This comment should have been a post. It is important in terms of rules, jobs, procedures, and beginning the year:
Abbey Parks is a teacher from Detroit who just arrived in DPS at John F. Kennedy High School and is gaining mastery of the method very rapidly. She said something new here at the workshop, brand new in my opinion, that is worthy of mention here:
At the beginning of the year, instead of telling the kids that the fist slap (or whatever you use) is how they show us if they don’t understand (or to slow us down), she asks the class to come up with their own sign so that each of her five classes has a different way of slowing her down.

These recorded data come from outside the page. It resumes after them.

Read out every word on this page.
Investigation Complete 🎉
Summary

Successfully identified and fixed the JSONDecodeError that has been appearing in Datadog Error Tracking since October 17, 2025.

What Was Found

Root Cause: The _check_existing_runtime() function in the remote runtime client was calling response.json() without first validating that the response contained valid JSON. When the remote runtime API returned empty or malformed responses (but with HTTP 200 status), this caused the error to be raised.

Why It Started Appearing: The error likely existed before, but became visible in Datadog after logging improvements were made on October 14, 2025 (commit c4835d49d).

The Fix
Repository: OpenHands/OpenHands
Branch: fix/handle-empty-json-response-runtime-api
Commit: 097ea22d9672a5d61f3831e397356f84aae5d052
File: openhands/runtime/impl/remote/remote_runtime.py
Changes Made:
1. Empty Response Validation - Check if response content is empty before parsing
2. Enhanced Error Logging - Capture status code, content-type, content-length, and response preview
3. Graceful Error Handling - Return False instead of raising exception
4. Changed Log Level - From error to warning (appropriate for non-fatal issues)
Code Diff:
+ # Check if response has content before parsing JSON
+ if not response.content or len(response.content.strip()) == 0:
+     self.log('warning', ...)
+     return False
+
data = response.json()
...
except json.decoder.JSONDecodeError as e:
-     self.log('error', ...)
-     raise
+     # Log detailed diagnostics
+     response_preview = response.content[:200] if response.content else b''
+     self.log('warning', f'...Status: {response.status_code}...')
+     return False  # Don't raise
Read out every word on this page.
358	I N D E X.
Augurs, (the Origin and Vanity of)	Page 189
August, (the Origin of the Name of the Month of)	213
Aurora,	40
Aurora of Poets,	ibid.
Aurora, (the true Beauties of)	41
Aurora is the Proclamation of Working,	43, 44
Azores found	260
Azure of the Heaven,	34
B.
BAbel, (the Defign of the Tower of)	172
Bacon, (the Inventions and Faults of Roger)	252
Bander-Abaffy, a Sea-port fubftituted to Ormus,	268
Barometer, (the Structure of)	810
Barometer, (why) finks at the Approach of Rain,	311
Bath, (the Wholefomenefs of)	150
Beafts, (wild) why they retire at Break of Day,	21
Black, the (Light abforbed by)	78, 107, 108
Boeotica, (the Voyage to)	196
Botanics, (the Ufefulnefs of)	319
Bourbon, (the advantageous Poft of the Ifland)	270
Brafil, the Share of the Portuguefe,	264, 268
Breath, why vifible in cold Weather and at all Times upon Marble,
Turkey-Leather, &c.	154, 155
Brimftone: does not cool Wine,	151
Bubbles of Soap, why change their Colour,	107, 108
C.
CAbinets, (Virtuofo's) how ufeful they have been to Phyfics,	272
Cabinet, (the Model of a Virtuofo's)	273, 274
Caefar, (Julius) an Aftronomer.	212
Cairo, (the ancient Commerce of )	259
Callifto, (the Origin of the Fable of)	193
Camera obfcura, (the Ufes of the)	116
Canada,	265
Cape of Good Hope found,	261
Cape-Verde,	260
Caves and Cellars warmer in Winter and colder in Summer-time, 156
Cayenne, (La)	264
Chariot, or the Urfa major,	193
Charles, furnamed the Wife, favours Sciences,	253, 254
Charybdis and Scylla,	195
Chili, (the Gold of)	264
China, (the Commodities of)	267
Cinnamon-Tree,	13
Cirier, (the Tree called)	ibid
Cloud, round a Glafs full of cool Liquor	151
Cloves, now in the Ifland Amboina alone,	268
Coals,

But the breakthrough thing (nobody in the worskhop had ever heard of it at least) is this:
When a student makes the slow down/stop/clarification sign (let’s just call it a stop sign), in that moment the entire section of the class that is sitting near the originally signing student must also make the sign. This draws the attention of the teacher to the need expressed by the child who started the motion, but without calling attention to the child, avoiding any shaming.
Another thing Abbey does is to give a noisemaker to one (responsible) student who then, in those moments when applause is needed/earned, starts the applause. The teacher then is not the only person to initiate applause, there are two people.
This also sends message that we are in community, that there is safety in admitting that one does not understand, that it is ok to not know and to ask for help.